Austrian chancellor steps down amid tensions over migrant crisis

Special to WorldTribune.com

Austrian Chancellor Werner Faymann resigned on May 9 amid the ongoing migrant crisis in Europe and a lack of support within his own Social Democrat party.

“This country needs a chancellor who has the party’s full support,” Faymann said in a statement.

Austria's Chancellor Werner Faymann has led the Social Democrats for seven years, in which time they have seen their popularity sink both in the 2013 national elections and in provincial votes. /AFP/Getty Images
Austrian Chancellor Werner Faymann has led the Social Democrats for seven years, in which time they have seen their popularity sink both in national elections and provincial votes. /AFP/Getty Images

Vice Chancellor Reinhold Mitterlehner, of coalition partner People’s Party, was to take over until the government nominates a new candidate for presidential approval.

Analysts said the abrupt resignation comes as Europe shifts to the right, threatening to push into obscurity some parties that have dominated post-World War II politics.

Faymann had taken heat after the Social Democrats’ candidate was soundly defeated in the first round of presidential elections last month by a rival from the right-wing Euroskeptic Freedom Party. Even though president is largely a ceremonial office in Austria, the defeat was seen as a major embarrassment for the chancellor.

Freedom Party candidate Norbert Hofer received 35 percent of the vote in the April 24 first round presidential vote to just over 10 percent each for the Social Democratic and People’s Party hopefuls. Hofer is the favorite going into the May 22 runoff against a former leader of the Green party running as an independent.

The Social Democrats — who once commanded absolute majorities — have seen their popularity sink both in the 2013 national elections and in provincial votes.

The centrist People’s Party — the other dominant post-World War II political force — saw a similar loss of support even before the migrant crisis hit last year. In both cases, much of the backing for the traditional parties has shifted to the right-wing Freedom Party.

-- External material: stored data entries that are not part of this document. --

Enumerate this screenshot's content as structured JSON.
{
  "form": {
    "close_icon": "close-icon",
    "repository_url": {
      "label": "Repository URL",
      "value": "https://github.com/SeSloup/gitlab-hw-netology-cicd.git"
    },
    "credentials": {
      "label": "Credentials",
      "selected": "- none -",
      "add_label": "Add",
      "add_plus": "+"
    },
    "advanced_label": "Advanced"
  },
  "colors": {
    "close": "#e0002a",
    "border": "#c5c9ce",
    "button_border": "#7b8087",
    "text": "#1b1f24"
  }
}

The Freedom Party has risen amid strong anti-migrant sentiment within Austria, but also has benefited from perceptions that the establishment parties are out of touch on other issues, including unemployment and terrorism.

Recent polls show support for the Freedom Party has surged to 32 percent, compared with just over 20 percent for the government coalition.

Austria’s political upheaval is the latest indication of the strength of anti-EU parties in Europe.

In France, Marine Le Pen’s National Front party won European Parliament elections two years ago, and a recent poll had 80 percent of respondents saying they think she’ll make it to the second round of France’s 2017 presidential election. In the Netherlands, a poll this year had anti-EU populist Geert Wilders’ party leading in popularity.

Hungary and Poland are already governed by Euroskeptic parties, while the Czech president regularly criticizes the EU. In Scandinavia and Finland, populist parties advocating national interests over EU authority are either in power or strongly represented in parliament.

Germany’s anti-EU AfD party, is in eight state parliaments, scoring in the double digits last month in three state parliament elections.